(Bloomberg)—Regional bank executives are seeing more signs of strain across mortgage businesses as higher interest rates slow home purchases.
“We’re near the bottom of where revenues are going to be, and you’re starting to see people give up the ghost,” Citizens Financial Group Inc. Chief Executive Officer Bruce Van Saun said Monday at a financial-services conference hosted by Barclays Plc. “People are saying there’s too much capacity,” leading to layoffs.
The pandemic supercharged home sales, but aggressive rate hikes by the Federal Reserve have caused the business to sputter and led to job cuts across the industry. Mortgage rates jumped to the highest level since 2008 last week, with the average for a 30-year loan reaching 5.89%, while application volume has plummeted by more than 50% this year. US pending home sales in July fell to the lowest level since the start of the pandemic.

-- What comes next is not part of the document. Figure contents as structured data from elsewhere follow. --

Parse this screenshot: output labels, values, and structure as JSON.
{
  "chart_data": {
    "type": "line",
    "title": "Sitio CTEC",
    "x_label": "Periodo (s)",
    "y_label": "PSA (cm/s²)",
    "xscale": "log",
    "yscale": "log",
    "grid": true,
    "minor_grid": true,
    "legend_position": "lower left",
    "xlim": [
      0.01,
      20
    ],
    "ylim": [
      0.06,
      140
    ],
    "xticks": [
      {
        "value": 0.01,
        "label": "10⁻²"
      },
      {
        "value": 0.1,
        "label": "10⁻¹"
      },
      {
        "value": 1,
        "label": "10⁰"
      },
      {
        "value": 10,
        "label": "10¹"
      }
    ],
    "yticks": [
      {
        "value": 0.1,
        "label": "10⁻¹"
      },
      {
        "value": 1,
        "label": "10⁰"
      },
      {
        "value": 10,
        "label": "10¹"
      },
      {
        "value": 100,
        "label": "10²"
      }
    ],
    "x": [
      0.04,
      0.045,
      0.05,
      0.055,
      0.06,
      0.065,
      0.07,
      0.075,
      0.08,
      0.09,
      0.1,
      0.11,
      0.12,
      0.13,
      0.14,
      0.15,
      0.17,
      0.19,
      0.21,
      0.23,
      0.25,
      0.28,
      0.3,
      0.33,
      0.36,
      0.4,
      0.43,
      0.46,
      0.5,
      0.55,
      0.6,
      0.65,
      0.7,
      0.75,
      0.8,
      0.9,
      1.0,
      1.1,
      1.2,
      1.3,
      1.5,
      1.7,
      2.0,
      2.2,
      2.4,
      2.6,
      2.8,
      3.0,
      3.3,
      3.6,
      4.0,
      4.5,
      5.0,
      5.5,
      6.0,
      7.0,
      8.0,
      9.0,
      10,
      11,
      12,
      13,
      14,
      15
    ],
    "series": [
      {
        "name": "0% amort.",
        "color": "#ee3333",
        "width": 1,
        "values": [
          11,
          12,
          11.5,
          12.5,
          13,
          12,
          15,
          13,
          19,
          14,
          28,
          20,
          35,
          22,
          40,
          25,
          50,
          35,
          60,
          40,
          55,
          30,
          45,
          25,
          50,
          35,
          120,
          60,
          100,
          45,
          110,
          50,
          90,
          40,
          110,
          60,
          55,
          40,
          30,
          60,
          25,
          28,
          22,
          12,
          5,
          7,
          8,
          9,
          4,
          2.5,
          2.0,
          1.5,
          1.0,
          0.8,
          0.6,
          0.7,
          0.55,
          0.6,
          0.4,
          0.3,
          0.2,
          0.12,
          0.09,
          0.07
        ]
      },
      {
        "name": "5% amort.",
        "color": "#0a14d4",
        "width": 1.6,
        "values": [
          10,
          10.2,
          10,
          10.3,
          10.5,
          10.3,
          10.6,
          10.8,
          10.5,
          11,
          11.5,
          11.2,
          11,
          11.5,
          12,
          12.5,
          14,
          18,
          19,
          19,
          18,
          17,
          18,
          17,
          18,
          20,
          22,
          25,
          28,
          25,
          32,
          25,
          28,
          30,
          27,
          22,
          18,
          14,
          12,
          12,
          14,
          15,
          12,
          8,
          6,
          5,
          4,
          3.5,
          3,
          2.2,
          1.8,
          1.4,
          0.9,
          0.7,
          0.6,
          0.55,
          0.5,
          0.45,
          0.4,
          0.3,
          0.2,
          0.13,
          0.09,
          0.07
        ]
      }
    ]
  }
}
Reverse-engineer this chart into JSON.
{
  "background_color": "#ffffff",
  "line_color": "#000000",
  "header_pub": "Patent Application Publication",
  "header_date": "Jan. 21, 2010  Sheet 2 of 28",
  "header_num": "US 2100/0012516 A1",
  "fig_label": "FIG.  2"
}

U.S. Bancorp Chief Financial Officer Terry Dolan said at the conference that the Minneapolis-based bank expects its mortgage revenue to decline 30% to 35% this quarter from the previous three months.
The biggest US banks are responding as well. Citigroup Inc. joined the ranks of companies trimming their mortgage workforce earlier this month, eliminating fewer than 100 positions. JPMorgan Chase & Co. in June cut hundreds of home-lending employees and reassigned hundreds more as the housing market cooled, and Wells Fargo & Co. plans to shrink its sprawling mortgage operation.